10 Major Differences Between C And C++

C++, as the name suggests is a superset of C. As a matter of fact, C++ can run most of C code
while C cannot run C++ code. Here are the 10 major differences between C++ & C…

  1. C follows the procedural programming paradigm while C++ is a multi-paradigm language(procedural as well as object oriented) In case of C, importance is given to the steps or procedure of the program while C++ focuses on the data rather than the process. Also, it is easier to implement/edit the code in case of C++ for the same reason.
  2. In case of C, the data is not secured while the data is secured(hidden) in C++ This difference is due to specific OOP features like Data Hiding which are not present in C. 
  3. C is a low-level language while C++ is a middle-level language. C is regarded as a low-level language(difficult interpretation & less user friendly) while C++ has features of both low-level(concentration on whats going on in the machine hardware) & high level languages(concentration on the program itself) & hence is regarded as a middle-level language.
  4. C uses the top-down approach while C++ uses the bottom-up approach In case of C, the program is formulated step by step, each step is processed into detail while in C++, the base elements are first formulated which then are linked together to give rise to larger systems.
  5. C is function-driven while C++ is object-driven Functions are the building blocks of a C program while objects are building blocks of a C++ program. 
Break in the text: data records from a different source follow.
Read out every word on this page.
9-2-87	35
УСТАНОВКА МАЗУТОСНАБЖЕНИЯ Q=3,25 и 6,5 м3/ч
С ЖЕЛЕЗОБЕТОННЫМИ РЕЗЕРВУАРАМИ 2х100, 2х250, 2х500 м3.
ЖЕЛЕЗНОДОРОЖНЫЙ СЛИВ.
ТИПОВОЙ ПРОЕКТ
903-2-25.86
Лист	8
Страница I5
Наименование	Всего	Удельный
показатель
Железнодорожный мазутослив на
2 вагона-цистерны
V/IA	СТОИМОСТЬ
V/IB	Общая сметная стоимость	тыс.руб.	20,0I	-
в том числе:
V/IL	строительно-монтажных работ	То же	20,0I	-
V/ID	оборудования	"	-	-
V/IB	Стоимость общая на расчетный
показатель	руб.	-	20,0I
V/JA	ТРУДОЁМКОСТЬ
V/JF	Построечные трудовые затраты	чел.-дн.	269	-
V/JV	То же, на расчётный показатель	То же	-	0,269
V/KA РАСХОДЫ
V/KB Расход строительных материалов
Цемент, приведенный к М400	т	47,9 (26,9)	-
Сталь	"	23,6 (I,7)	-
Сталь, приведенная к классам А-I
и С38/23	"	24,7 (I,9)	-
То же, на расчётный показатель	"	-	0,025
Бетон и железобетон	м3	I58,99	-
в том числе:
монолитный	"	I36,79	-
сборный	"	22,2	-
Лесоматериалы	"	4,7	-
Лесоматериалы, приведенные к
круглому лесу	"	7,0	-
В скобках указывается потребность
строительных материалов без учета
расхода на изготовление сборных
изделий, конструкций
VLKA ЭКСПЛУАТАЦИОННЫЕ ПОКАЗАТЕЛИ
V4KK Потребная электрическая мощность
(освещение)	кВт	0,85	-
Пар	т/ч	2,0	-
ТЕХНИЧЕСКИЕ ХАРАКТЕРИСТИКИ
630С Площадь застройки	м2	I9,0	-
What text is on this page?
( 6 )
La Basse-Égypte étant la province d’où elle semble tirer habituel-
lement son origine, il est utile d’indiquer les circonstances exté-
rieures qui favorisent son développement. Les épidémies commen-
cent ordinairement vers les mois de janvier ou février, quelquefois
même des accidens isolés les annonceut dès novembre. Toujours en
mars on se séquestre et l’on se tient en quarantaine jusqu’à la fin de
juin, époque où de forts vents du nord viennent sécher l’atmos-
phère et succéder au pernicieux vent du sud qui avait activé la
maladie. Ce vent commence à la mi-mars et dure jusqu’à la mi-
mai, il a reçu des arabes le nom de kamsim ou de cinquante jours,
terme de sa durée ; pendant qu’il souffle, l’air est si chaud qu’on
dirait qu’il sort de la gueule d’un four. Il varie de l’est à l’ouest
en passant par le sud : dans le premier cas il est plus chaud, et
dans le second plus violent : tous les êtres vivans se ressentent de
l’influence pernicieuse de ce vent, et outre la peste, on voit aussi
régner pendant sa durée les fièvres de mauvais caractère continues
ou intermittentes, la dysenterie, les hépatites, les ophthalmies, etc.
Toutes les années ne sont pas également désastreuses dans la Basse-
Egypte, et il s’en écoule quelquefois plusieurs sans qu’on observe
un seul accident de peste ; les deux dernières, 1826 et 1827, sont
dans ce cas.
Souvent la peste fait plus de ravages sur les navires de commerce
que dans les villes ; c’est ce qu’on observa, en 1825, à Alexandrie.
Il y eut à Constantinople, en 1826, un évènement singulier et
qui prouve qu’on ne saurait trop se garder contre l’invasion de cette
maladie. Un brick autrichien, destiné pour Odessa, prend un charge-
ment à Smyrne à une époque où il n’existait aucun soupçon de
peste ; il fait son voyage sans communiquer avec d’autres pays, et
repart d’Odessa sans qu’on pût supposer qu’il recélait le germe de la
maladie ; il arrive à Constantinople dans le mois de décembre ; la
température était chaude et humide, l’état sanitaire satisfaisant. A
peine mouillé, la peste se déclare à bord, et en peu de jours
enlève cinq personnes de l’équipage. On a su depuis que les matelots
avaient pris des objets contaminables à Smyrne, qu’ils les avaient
  6. C++ supports function overloading while C does not Overloading means two functions having the same name in the same program. This can be done only in C++ with the help of Polymorphism(an OOP feature)
  7. We can use functions inside structures in C++ but not in C. In case of C++, functions can be used inside a structure while structures cannot contain functions in C.
  8. The NAMESPACE feature in C++ is absent in case of C. C++ uses NAMESPACE which avoid name collisions. For instance, two students enrolled in the same university cannot have the same roll number while two students in different universities might have the same roll number. The universities are two different namespace & hence contain the same roll number(identifier) but the same university(one namespace) cannot have two students with the same roll number(identifier)
  9. The standard input & output functions differ in the two languages C uses scanf & printf while C++ uses cin>> & cout<< as their respective input & output functions 
  10. C++ allows the use of reference variables while C does not Reference variables allow two variable names to point to the same memory location. We cannot use these variables in C programming.